The last of the old house was destroyed today, and the remaining combustible rubble, piled amid the tumbled-in foundation, is still burning at this late hour. The electric company also removed the old poles and their equipment so the burden on the earth where the old house stood is almost gone. Some of the old house is piled between the new house and the horse barn, waiting to be buried and reclaimed by the earth. The things that were worth recycling, or too large and/or hazardous for burying were hauled away.
Once the big machines had bitten into the old house, pulling down the walls, exposing wiring and pipes and the long history of paint and wall paper, I saw how flimsy and impermanent that structure truly was. I felt a pang of regret for the end of that little home. Once it was new and carried someone's hopes and dreams for a good life here in the bend of this nameless little prairie creek.
My son and I moved in 14 years ago this month. I took my son away from Topeka, afraid of the undesirable influences that place held for a fatherless teen aged boy, (not that he was unable to find trouble in Wabaunsee County). Today he is a college educated man, self-supporting and living on his own without a single prison tattoo or one piercing. It was not always pretty or graceful or nice or fun but by God he made it. (He had no choice, really. Anything else was going to be over my dead body. Literally.)
So my memories of that handsome young boy running the creek with a much younger Duke - the echoes of ten thousand basketball shots tossed from the back patio - the hundreds of ball games and practices and track meets - the arguments and worries and good times and dates and proms and school trips and activities until he excitedly left home for college, not looking back for a moment - the energy of those dear memories wafted upward with the smoke of the dying house. And as I watched in the waning light of this day, a mighty sadness swept through me.
Now my life is irrevocably changed. There is no going back to that time of my life, no going back to that little house. It is gone forever, as if it never existed, like so many other things I hold dear in my heart that are all gone forever. Of course, I would NEVER want to return to that mouse infested pit that was failing and falling down around me as I sat watching the giant television! What the hell is wrong with me?
Still, I was sad and blue when the sun went down and I tried to go to bed to sleep it off. Life is always better in the morning, no matter what. As soon as I was settled in bed, Duke began barking, warning something significant away from his home. He circled the house time and again, barking in his brave and authoritative voice even though he is old and it wears him out to stand guard. I kept listening for Jake to chime in, but he was silent. I was frankly hoping whatever threat Duke was barking at had already claimed Jake's worthless hide.

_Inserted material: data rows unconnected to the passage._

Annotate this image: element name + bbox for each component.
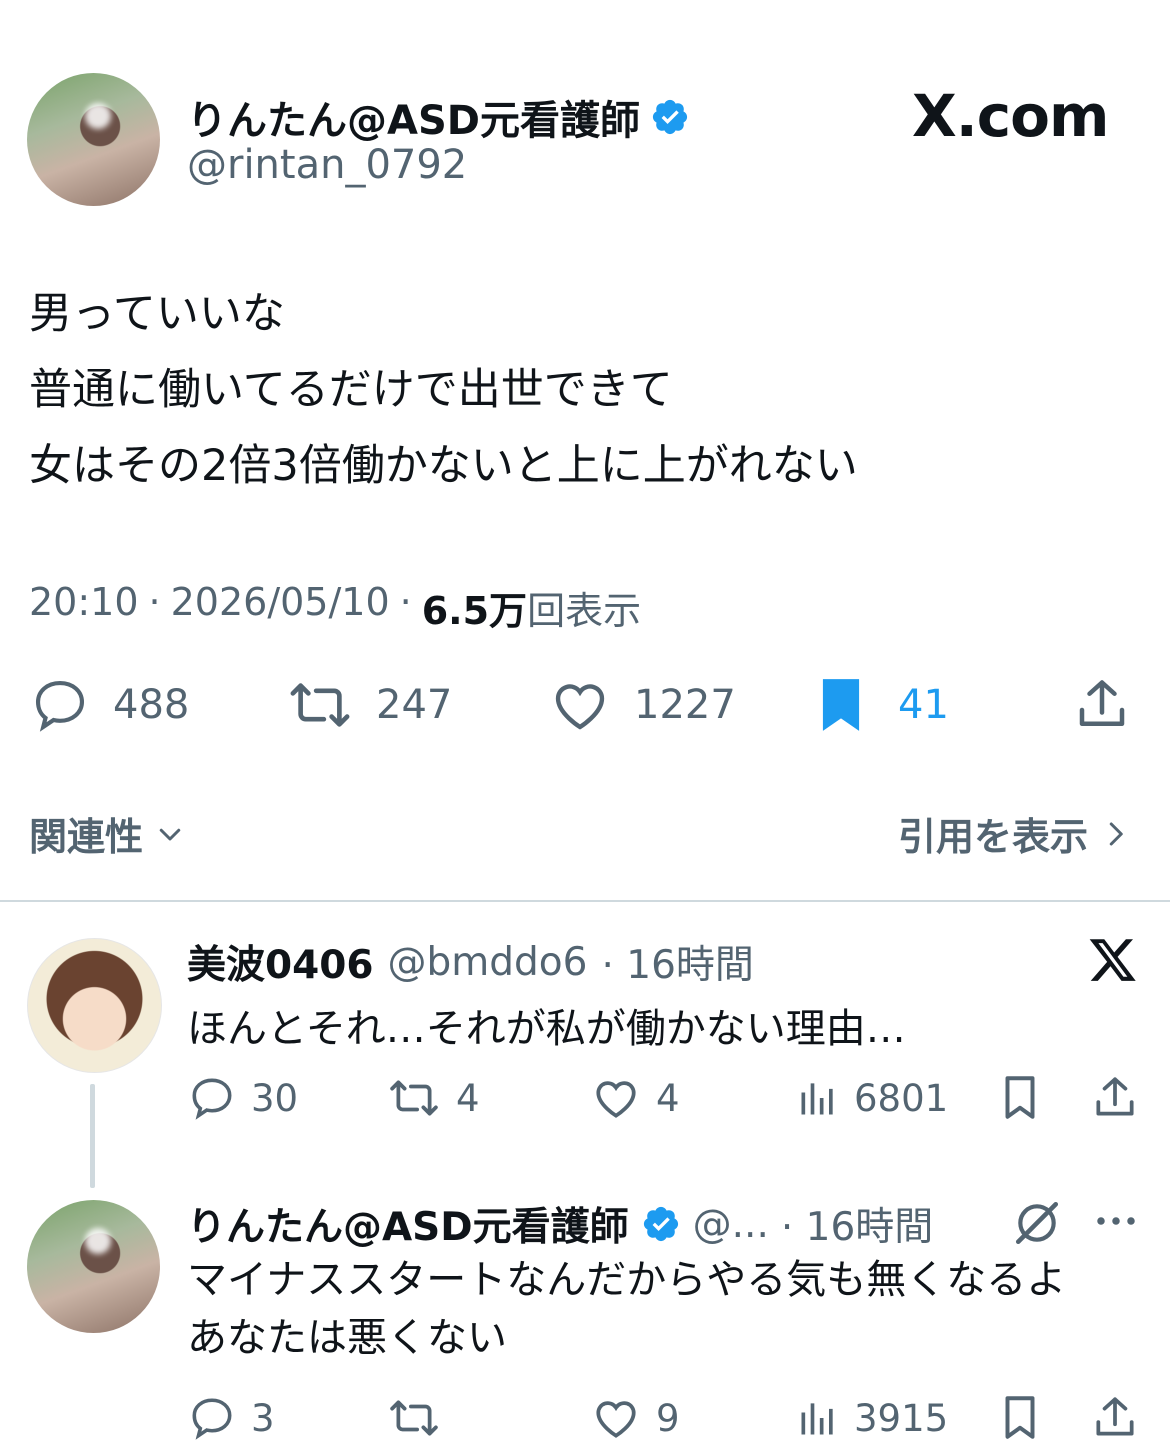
reply-handle[interactable]: @... [693, 1202, 769, 1247]
reply-display-name[interactable]: 美波0406 [187, 934, 374, 990]
reply-share-button[interactable] [1090, 1073, 1140, 1123]
bookmark-filled-icon [814, 674, 868, 736]
view-count: 6.5万 [421, 589, 528, 633]
reply-handle[interactable]: @bmddo6 [388, 940, 588, 985]
sort-relevance-button[interactable]: 関連性 [29, 806, 185, 861]
analytics-icon [796, 1073, 840, 1123]
tweet-meta: 20:10 · 2026/05/10 · 6.5万回表示 [29, 580, 641, 635]
share-button[interactable] [1072, 674, 1132, 736]
author-name-text[interactable]: りんたん@ASD元看護師 [187, 88, 640, 146]
author-handle[interactable]: @rintan_0792 [187, 142, 467, 188]
tweet-line: 女はその2倍3倍働かないと上に上がれない [29, 441, 858, 491]
tweet-line: 男っていいな [29, 289, 285, 339]
tweet-text: 男っていいな 普通に働いてるだけで出世できて 女はその2倍3倍働かないと上に上が… [29, 276, 858, 504]
reply-header: りんたん@ASD元看護師 @... · 16時間 [187, 1196, 933, 1252]
like-count: 1227 [634, 682, 736, 728]
reply-icon [187, 1393, 237, 1443]
view-quotes-link[interactable]: 引用を表示 [898, 806, 1130, 861]
reply-avatar[interactable] [27, 1200, 160, 1333]
x-logo-icon [1088, 934, 1138, 984]
more-options-icon[interactable] [1093, 1206, 1139, 1236]
like-count: 9 [656, 1396, 680, 1440]
like-count: 4 [656, 1076, 680, 1120]
bookmark-count: 41 [898, 682, 949, 728]
reply-time[interactable]: · 16時間 [781, 1196, 933, 1252]
section-divider [0, 900, 1170, 902]
author-avatar[interactable] [27, 73, 160, 206]
share-icon [1090, 1393, 1140, 1443]
reply-views-button[interactable]: 3915 [796, 1393, 948, 1443]
reply-icon [187, 1073, 237, 1123]
sort-relevance-label: 関連性 [29, 815, 144, 859]
retweet-icon [386, 1393, 442, 1443]
reply-count: 488 [113, 682, 190, 728]
view-quotes-label: 引用を表示 [898, 815, 1089, 859]
bookmark-button[interactable]: 41 [814, 674, 949, 736]
reply-count: 3 [251, 1396, 275, 1440]
chevron-right-icon [1100, 819, 1130, 849]
analytics-icon [796, 1393, 840, 1443]
reply-views-button[interactable]: 6801 [796, 1073, 948, 1123]
reply-share-button[interactable] [1090, 1393, 1140, 1443]
chevron-down-icon [155, 819, 185, 849]
retweet-button[interactable]: 247 [286, 674, 452, 736]
reply-avatar[interactable] [27, 938, 162, 1073]
reply-display-name[interactable]: りんたん@ASD元看護師 [187, 1196, 629, 1252]
reply-retweet-button[interactable] [386, 1393, 456, 1443]
verified-badge-icon [650, 97, 690, 137]
meta-separator: · [148, 580, 161, 624]
reply-text-line: マイナススタートなんだからやる気も無くなるよ [187, 1257, 1067, 1303]
reply-reply-button[interactable]: 30 [187, 1073, 298, 1123]
like-button[interactable]: 1227 [548, 674, 736, 736]
reply-like-button[interactable]: 9 [590, 1393, 680, 1443]
grok-icon[interactable] [1012, 1198, 1062, 1248]
bookmark-icon [997, 1073, 1043, 1123]
tweet-time[interactable]: 20:10 [29, 580, 139, 635]
thread-connector-line [90, 1084, 95, 1188]
meta-separator: · [399, 580, 412, 624]
reply-button[interactable]: 488 [29, 674, 189, 736]
bookmark-icon [997, 1393, 1043, 1443]
tweet-line: 普通に働いてるだけで出世できて [29, 365, 673, 415]
retweet-icon [386, 1073, 442, 1123]
view-count-label: 回表示 [527, 589, 642, 633]
reply-time[interactable]: · 16時間 [601, 934, 753, 990]
retweet-count: 247 [376, 682, 453, 728]
views-count: 3915 [854, 1396, 949, 1440]
heart-icon [590, 1393, 642, 1443]
share-icon [1072, 674, 1132, 736]
reply-icon [29, 674, 91, 736]
reply-like-button[interactable]: 4 [590, 1073, 680, 1123]
reply-text-line: あなたは悪くない [187, 1315, 507, 1361]
reply-text: ほんとそれ…それが私が働かない理由… [187, 1006, 906, 1052]
author-display-name[interactable]: りんたん@ASD元看護師 [187, 88, 690, 146]
heart-icon [590, 1073, 642, 1123]
verified-badge-icon [641, 1204, 681, 1244]
retweet-count: 4 [456, 1076, 480, 1120]
x-brand-logo: X.com [912, 82, 1109, 150]
reply-bookmark-button[interactable] [997, 1073, 1043, 1123]
reply-bookmark-button[interactable] [997, 1393, 1043, 1443]
tweet-date[interactable]: 2026/05/10 [171, 580, 390, 635]
reply-header: 美波0406 @bmddo6 · 16時間 [187, 934, 754, 990]
retweet-icon [286, 674, 354, 736]
reply-retweet-button[interactable]: 4 [386, 1073, 480, 1123]
share-icon [1090, 1073, 1140, 1123]
reply-count: 30 [251, 1076, 299, 1120]
reply-text: マイナススタートなんだからやる気も無くなるよ あなたは悪くない [187, 1251, 1066, 1367]
heart-icon [548, 674, 612, 736]
views-count: 6801 [854, 1076, 949, 1120]
reply-reply-button[interactable]: 3 [187, 1393, 275, 1443]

Sometimes when a creature is prowling and clearly on the move around my house, the porch lights will convince it to move on. So I got out of bed and turned on the lights, calling for Duke. Jake popped up from under the porch where he had apparently been loafing and came to the door expecting what, I wondered? Duke was not ready to leave his post but eventually he did. I could hear the neighbor's dog barking down the creek, too, so something pretty big was out there. Maybe it was Big Foot, but maybe not. I finally heard Jake barking for a few moments, then he clocked out, putting in a good minute and a half of work.
All is silent now, here and down the creek. I can still see flames flaring up here and there, consuming the last of the wood. Maybe Big Foot had come around to pay his final respects to the little house.